Dispatch reliability also remains a challenge for the 787-8s, “hovering around 98 percent.” Boeing wants to see it closer to 99.7 percent, the standard set by the 737 NB and the 777, he said.

That may not sound like a lot of difference, but it means a lot to the airlines, Hamilton said.

Expectations are high for the 787-9, he said.

“We hear the first plane emerged from the factory pretty ‘clean,’ that is without the troubles that bedeviled the -8,” Hamilton wrote. “Let’s hope the flight test program comes off without a hitch.”

Boeing also is planning another variant of the 787, a 787-10.

 

Boeing predicts increased global demand for 1 million new airline pilots, technicians

Boeing says the commercial aviation industry will need more than 1 million new pilots and technicians to support the expanding demand for new airplanes delivered over the next 20 years.

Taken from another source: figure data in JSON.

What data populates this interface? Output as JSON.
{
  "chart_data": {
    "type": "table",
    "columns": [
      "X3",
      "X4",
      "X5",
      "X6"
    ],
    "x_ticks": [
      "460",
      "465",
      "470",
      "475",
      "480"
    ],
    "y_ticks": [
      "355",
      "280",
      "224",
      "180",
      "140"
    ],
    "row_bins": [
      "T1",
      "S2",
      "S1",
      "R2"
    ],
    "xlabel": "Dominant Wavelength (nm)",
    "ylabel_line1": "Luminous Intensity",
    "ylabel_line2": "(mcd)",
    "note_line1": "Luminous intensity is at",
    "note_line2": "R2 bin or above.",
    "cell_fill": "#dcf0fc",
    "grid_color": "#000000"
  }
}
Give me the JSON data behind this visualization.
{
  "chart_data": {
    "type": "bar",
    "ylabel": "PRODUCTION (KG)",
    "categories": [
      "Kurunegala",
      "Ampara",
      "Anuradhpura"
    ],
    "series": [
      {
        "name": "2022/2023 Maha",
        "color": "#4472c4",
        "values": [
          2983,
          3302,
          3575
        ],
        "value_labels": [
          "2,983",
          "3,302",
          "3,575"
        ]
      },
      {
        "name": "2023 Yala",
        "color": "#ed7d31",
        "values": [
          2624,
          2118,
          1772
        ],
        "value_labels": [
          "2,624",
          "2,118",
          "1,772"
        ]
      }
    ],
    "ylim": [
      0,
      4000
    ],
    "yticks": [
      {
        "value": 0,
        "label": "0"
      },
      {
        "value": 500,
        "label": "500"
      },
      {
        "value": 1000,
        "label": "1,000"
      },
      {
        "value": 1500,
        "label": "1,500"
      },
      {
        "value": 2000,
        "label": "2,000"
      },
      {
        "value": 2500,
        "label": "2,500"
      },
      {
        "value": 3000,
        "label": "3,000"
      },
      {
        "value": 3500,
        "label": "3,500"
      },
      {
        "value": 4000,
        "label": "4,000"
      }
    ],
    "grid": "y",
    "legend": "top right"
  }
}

Projected pilot demand is increasing around the world, as is the demand for technicians in some regions.

The projections are part of Boeing’s just-released 2013 Pilot and Technician Outlook.

According to the outlook, by 2032 there will be a need for 498,000 new commercial airline pilots and 556,000 new commercial airline maintenance technicians.

“The urgent demand for competent aviation personnel is a global issue that is here now and is very real,” Sherry Carbary, vice president of Boeing Flight Services, said in a statement. “The key to closing the pilot and technician gap in our industry is enhancing our training with the latest, cutting-edge technologies to attract and retain young people interested in careers in aviation.”

Boeing completes first 787-9 Dreamliner

Boeing has completed the first 787-9 Dreamliner, a stretch version of its 787-8, the company said.

The plane rolled out of Boeing’s Everett, Wash., factory  to the flight line on Monday. And teams are preparing the plane for first flight later this summer.

Spirit AeroSystems builds the nose section of both versions.

The 787-9 is 20 feet longer than the 787-8, carries 40 more passengers and flies an additional 300 nautical miles.

The second and third planes are in final assembly and the program is on track, the company said.

First delivery to Air New Zealand, the launch customer for the 787-9, is scheduled for mid-2014.